Catal ist nicht arm, vor allem ist er reich an Versicherungen. Die Riesterrente für seine Frau, eine private für sich, eine Arbeitsunfähigkeitsversicherung. Weil seit zwei Jahren sein Lohn nicht erhöht wurde und „alles so teuer wird“, hat er aber schon schweren Herzens seine Hausratsversicherung gekündigt. Hoffentlich passiert jetzt nichts, sagt er. Vielleicht würde er mit einer neuen Lohnerhöhung wieder in die Versicherung eintreten. Auch fortbilden würde er sich, wenn diese Forderung der Gewerkschaften durchkäme. „Ich will am Computer lernen“, sagt er, viele Maschinen würden am PC bedient. Das sei auch für die Firma billiger.
Seit zehn Jahren arbeitet er in der Essener Maschinenhalle – ein Leben im Akkord. „Ich arbeite gerne“, sagt er. Auch am Wochenende steht er um vier Uhr morgens auf. „Meine Frau beschwert sich immer“, lacht er, aber Catal mag seinen geordneten Alltag. Jeden Morgen dieselben Rituale: Aufstehen, zwanzig Minuten Gymnastik und Atemübungen, weil das gut für die Lunge sein soll. Duschen, Kaffee trinken, fünf Kilometer zur Arbeit fahren, mit Kollegen einen Kaffee trinken, drehen, fräsen, schneiden. Dann kommen die Kinder dran. Sie sind beide geistig behindert und so fährt Catal sie mit seiner Frau fast täglich zu einer Therapiesitzung. „Der Nachmittag ist durchgeplant“, sagt er.

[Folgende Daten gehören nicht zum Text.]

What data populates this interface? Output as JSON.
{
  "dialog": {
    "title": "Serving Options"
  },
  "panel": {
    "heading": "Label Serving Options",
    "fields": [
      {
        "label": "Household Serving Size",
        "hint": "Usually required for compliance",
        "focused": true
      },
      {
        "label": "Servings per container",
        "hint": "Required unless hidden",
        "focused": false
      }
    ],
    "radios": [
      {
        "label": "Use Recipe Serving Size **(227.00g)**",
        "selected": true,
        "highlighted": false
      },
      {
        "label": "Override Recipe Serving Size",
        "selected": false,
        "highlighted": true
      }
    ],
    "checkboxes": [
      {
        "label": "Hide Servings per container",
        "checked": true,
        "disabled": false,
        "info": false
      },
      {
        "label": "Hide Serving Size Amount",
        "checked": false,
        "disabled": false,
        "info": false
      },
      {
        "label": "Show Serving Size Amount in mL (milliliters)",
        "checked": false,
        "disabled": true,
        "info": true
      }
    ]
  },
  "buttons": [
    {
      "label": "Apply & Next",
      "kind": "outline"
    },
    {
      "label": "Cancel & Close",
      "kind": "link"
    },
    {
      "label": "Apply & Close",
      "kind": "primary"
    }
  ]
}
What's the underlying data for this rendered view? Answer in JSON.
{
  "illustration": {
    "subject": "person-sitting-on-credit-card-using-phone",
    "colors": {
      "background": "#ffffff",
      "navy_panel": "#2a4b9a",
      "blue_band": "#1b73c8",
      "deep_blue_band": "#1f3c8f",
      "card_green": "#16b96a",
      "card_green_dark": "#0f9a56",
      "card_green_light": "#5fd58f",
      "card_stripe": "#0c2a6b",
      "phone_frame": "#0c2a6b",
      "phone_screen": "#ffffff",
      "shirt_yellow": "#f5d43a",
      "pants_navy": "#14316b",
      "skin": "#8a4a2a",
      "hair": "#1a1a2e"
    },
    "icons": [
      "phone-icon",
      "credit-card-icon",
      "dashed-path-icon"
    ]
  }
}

Gerät der Arbeitsplan durcheinander, ist Catal Springer: Wenn andere Arbeiter krank sind, transportiert er die Kupplungen zu den Käufern. „Da bin ich immer unterwegs, kann mit den Kollegen plaudern.“ Und Catal plaudert gerne und viel. Ungünstig, wenn der Maschinenlärm die Worte schluckt. Trotzdem will er die Arbeit nicht wechseln – nicht mehr, seitdem er einen neuen Chef hat.
Seine Belegschaft hat sich über die Insolvenz ihres Betriebes gefreut. Im vergangenen Jahr ging Kramer pleite, Walterscheid kaufte den Betrieb auf, der alte Boss flog. „Sonst wäre ich verrückt geworden“, sagt Catal, ob mit oder ohne fünf Prozent mehr Gehalt. „Der war ein Tyrann, ein Diktator.“ Fast täglich habe er mit der Kündigung gedroht, MitarbeiterInnen beleidigt und eingeschüchtert. „Eine schreckliche Ohnmacht“, sagt Catal leise. Ein Psychiater riet ihm, den Job sofort hinzuschmeißen, aber Catal musste wieder an die Sicherheit seiner Familie, an seine Kinder denken, und blieb, ließ sich beschimpfen, bekam Migräne, Schwindel. Die Gewerkschaft habe ihm da sehr geholfen. „Alleine hast Du keine Chance, die machen dich fertig.“ Dabei habe er ja nur seine Arbeit gemacht. Und zwar korrekt, sagt er zufrieden.